Religion – ein Tabu?

Das hier ist keine Studie, ich bin weder Historikerin noch Sozialwissenschaftlerin, aber diese Frage ist mir oft begegnet, und ich habe mir eine Meinung gebildet.

Der Mensch oder besser: die Menschen haben immer ihre Grenzen gespürt, und sie haben eine - uneingestandene - Angst davor gehabt, was die Kräfte jenseits dieser Grenzen ihnen antun könnten. So haben sie einst Mythen zu diesen Kräften geprägt, haben sie personalisiert, haben Rituale ersonnen, mit denen sie meinten, sie günstig stimmen zu können, haben das Opfer ersonnen: Ich gebe dir, was mir wichtig ist, gib du auch mir. Die Urform der Religionsausübung.

Mit der fortschreitenden technischen Entwicklung konnten einige Grenzen überwunden werden oder besser: hinausgeschoben, mit der fortschreitenden gesellschaftlichen Entwicklung wurden auch Religionen differenzierter, es entstand der Ein-Gott-Glaube, der Glaube an eine ultimative Macht, die über uns ist, die uns über ist. Die uneingestandene Angst lauerte im Hintergrund. Lange Zeit blieb die Vorstellung, der jeweilige Herrscher einer Gesellschaft sei von Gott eingesetzt, und man schulde ihm daher absoluten Gehorsam, um Gott milde zu stimmen.

Die Aufklärung, aber noch viel mehr der ungeheure Fortschritt in Wissenschaft und Technik haben die erkennbaren Grenzen des Machbaren weit an den Rand des Bewusstseins gedrängt. Heute scheint den Menschen nichts mehr aufzuhalten. Er herrscht über die Welt, alles ist möglich, Grenzen werden überschritten, und das in jeder Beziehung: technisch, medizinisch, kosmisch, um nur die auffälligsten zu nennen.

Kräfte jenseits? Gibt es nicht mehr. Religion? Ist Privatsache, wird zur Erklärung der Dinge nicht mehr gebraucht. Glaube an eine höhere Macht? Altmodisch, ja, lächerlich. Menschen, die noch an Gott glauben, haben den Puls der Zeit nicht begriffen, stellen sich selbst an den Rand der Gesellschaft, der Vernunftgesellschaft, der Machbarkeitsgesellschaft.
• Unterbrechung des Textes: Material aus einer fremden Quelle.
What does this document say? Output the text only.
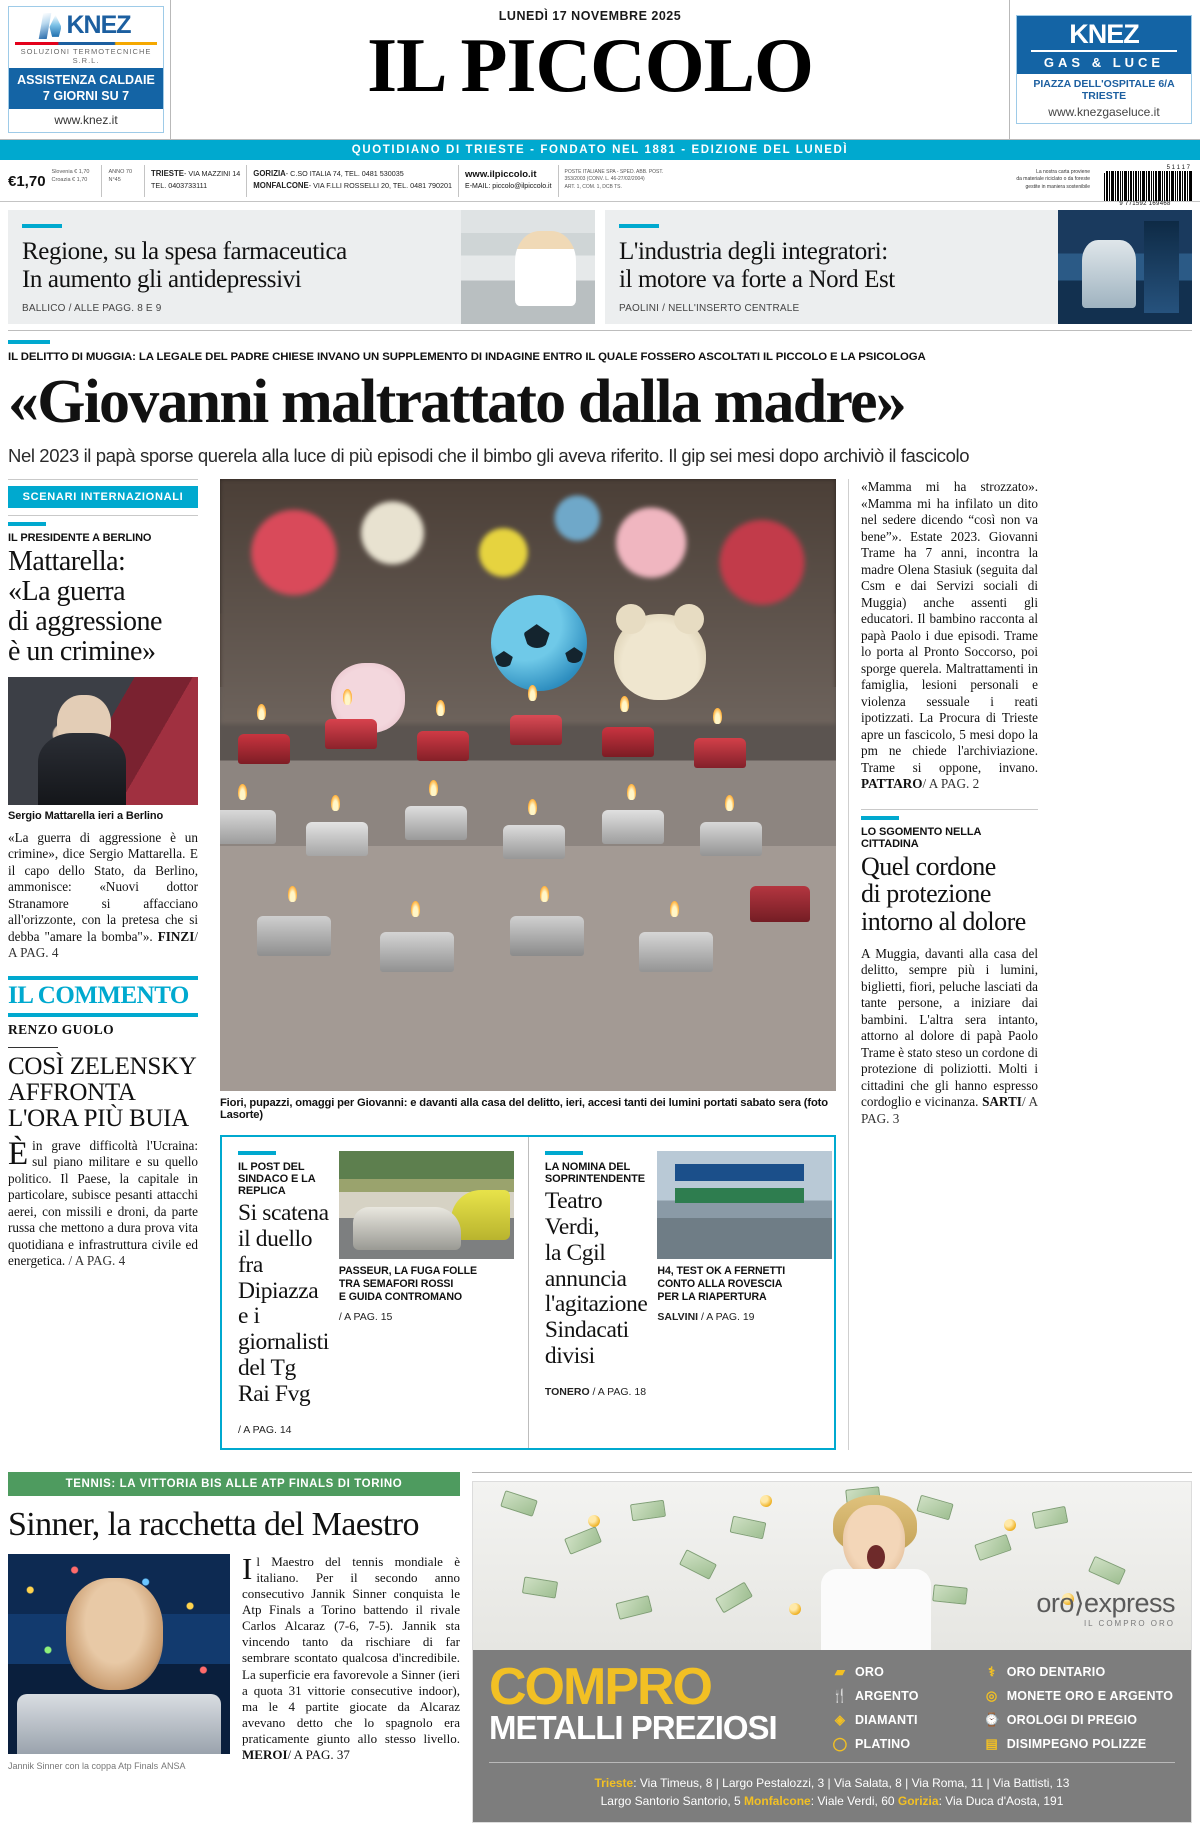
KNEZ
SOLUZIONI TERMOTECNICHE S.R.L.
ASSISTENZA CALDAIE
7 GIORNI SU 7
www.knez.it
LUNEDÌ 17 NOVEMBRE 2025
IL PICCOLO	KNEZ
GAS & LUCE
PIAZZA DELL'OSPITALE 6/A TRIESTE
www.knezgaseluce.it
QUOTIDIANO DI TRIESTE - FONDATO NEL 1881 - EDIZIONE DEL LUNEDÌ
€1,70
Slovenia € 1,70
Croazia € 1,70
ANNO 70
N°45
TRIESTE- VIA MAZZINI 14
TEL. 0403733111
GORIZIA- C.SO ITALIA 74, TEL. 0481 530035
MONFALCONE- VIA F.LLI ROSSELLI 20, TEL. 0481 790201
www.ilpiccolo.it
E-MAIL: piccolo@ilpiccolo.it
POSTE ITALIANE SPA - SPED. ABB. POST.
353/2003 (CONV. L. 46-27/02/2004)
ART. 1, COM. 1, DCB TS.
La nostra carta proviene
da materiale riciclato o da foreste
gestite in maniera sostenibile
5 1 1 1 7
9 771592 169468
Regione, su la spesa farmaceutica
In aumento gli antidepressivi
BALLICO / ALLE PAGG. 8 E 9
L'industria degli integratori:
il motore va forte a Nord Est
PAOLINI / NELL'INSERTO CENTRALE
IL DELITTO DI MUGGIA: LA LEGALE DEL PADRE CHIESE INVANO UN SUPPLEMENTO DI INDAGINE ENTRO IL QUALE FOSSERO ASCOLTATI IL PICCOLO E LA PSICOLOGA
«Giovanni maltrattato dalla madre»
Nel 2023 il papà sporse querela alla luce di più episodi che il bimbo gli aveva riferito. Il gip sei mesi dopo archiviò il fascicolo
SCENARI INTERNAZIONALI
IL PRESIDENTE A BERLINO
Mattarella:
«La guerra
di aggressione
è un crimine»
Sergio Mattarella ieri a Berlino
«La guerra di aggressione è un crimine», dice Sergio Mattarella. E il capo dello Stato, da Berlino, ammonisce: «Nuovi dottor Stranamore si affacciano all'orizzonte, con la pretesa che si debba "amare la bomba"». FINZI/ A PAG. 4
IL COMMENTO
RENZO GUOLO
COSÌ ZELENSKY
AFFRONTA
L'ORA PIÙ BUIA
È in grave difficoltà l'Ucraina: sul piano militare e su quello politico. Il Paese, la capitale in particolare, subisce pesanti attacchi aerei, con missili e droni, da parte russa che mettono a dura prova vita quotidiana e infrastruttura civile ed energetica. / A PAG. 4
Fiori, pupazzi, omaggi per Giovanni: e davanti alla casa del delitto, ieri, accesi tanti dei lumini portati sabato sera (foto Lasorte)
IL POST DEL SINDACO E LA REPLICA
Si scatena il duello
fra Dipiazza
e i giornalisti
del Tg Rai Fvg
/ A PAG. 14
PASSEUR, LA FUGA FOLLE
TRA SEMAFORI ROSSI
E GUIDA CONTROMANO
/ A PAG. 15
LA NOMINA DEL SOPRINTENDENTE
Teatro Verdi,
la Cgil annuncia
l'agitazione
Sindacati divisi
TONERO / A PAG. 18
H4, TEST OK A FERNETTI
CONTO ALLA ROVESCIA
PER LA RIAPERTURA
SALVINI / A PAG. 19
«Mamma mi ha strozzato». «Mamma mi ha infilato un dito nel sedere dicendo “così non va bene”». Estate 2023. Giovanni Trame ha 7 anni, incontra la madre Olena Stasiuk (seguita dal Csm e dai Servizi sociali di Muggia) anche assenti gli educatori. Il bambino racconta al papà Paolo i due episodi. Trame lo porta al Pronto Soccorso, poi sporge querela. Maltrattamenti in famiglia, lesioni personali e violenza sessuale i reati ipotizzati. La Procura di Trieste apre un fascicolo, 5 mesi dopo la pm ne chiede l'archiviazione. Trame si oppone, invano. PATTARO/ A PAG. 2
LO SGOMENTO NELLA CITTADINA
Quel cordone
di protezione
intorno al dolore
A Muggia, davanti alla casa del delitto, sempre più i lumini, biglietti, fiori, peluche lasciati da tante persone, a iniziare dai bambini. L'altra sera intanto, attorno al dolore di papà Paolo Trame è stato steso un cordone di protezione di poliziotti. Molti i cittadini che gli hanno espresso cordoglio e vicinanza. SARTI/ A PAG. 3
TENNIS: LA VITTORIA BIS ALLE ATP FINALS DI TORINO
Sinner, la racchetta del Maestro
Jannik Sinner con la coppa Atp Finals ANSA
Il Maestro del tennis mondiale è italiano. Per il secondo anno consecutivo Jannik Sinner conquista le Atp Finals a Torino battendo il rivale Carlos Alcaraz (7-6, 7-5). Jannik sta vincendo tanto da rischiare di far sembrare scontato qualcosa d'incredibile. La superficie era favorevole a Sinner (ieri a quota 31 vittorie consecutive indoor), ma le 4 partite giocate da Alcaraz avevano detto che lo spagnolo era praticamente giunto allo stesso livello. MEROI/ A PAG. 37
oro⟩express
IL COMPRO ORO
COMPRO
METALLI PREZIOSI
▰ ORO	⚕ ORO DENTARIO
🍴 ARGENTO	◎ MONETE ORO E ARGENTO
◈ DIAMANTI	⌚ OROLOGI DI PREGIO
◯ PLATINO	▤ DISIMPEGNO POLIZZE
Trieste: Via Timeus, 8 | Largo Pestalozzi, 3 | Via Salata, 8 | Via Roma, 11 | Via Battisti, 13
Largo Santorio Santorio, 5 Monfalcone: Viale Verdi, 60 Gorizia: Via Duca d'Aosta, 191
Das ist die eine Seite. Wären die Gläubigen nur altmodisch und lächerlich, könnte man sie lassen, gleich Briefmarkensammlern im Zeitalter elektronischer Kommunikation. Aber da ist noch etwas: das Vielleicht. Das leise Unbehagen aufgrund der noch immer vorhandenen, noch immer uneingestandenen Grenzen. Martin Buber berichtet in den "Erzählungen der Chassidim" die folgende Begebenheit: Zu dem überaus klugen und deshalb weithin berühmten Berditschewer Rabbi kommt ein Mensch, der nur der "Aufklärer" heißt, und er will dem frommen Gelehrten beweisen, dass sein Glaube jeglichen Grundes entbehre. Der Rabbi bestätigt, dass er seinen Gott und seinen Glauben nicht beweisen kann, aber er gibt gelassen zu bedenken: "Vielleicht ist es wahr." Und der Aufklärer wird schier erschlagen von diesem "Vielleicht", nicht, weil es so eine besondere Erkenntnis ist, sondern weil es in unser aller Bewusstsein lauert. Vielleicht ist es wahr. Vielleicht gibt es doch mehr, als wir uns in unseren kühnsten Träumen vorstellen und mit unseren weitest gehenden Forschungen nachweisen können - das wäre unerträglich. Also machen wir es wie die Menschen der Vorzeit: Wir blenden es aus, belegen es mit einem Tabu.

Vielleicht ist es wahr. Vielleicht ist die Ideologie der grenzenlosen Machbarkeit – Illusion.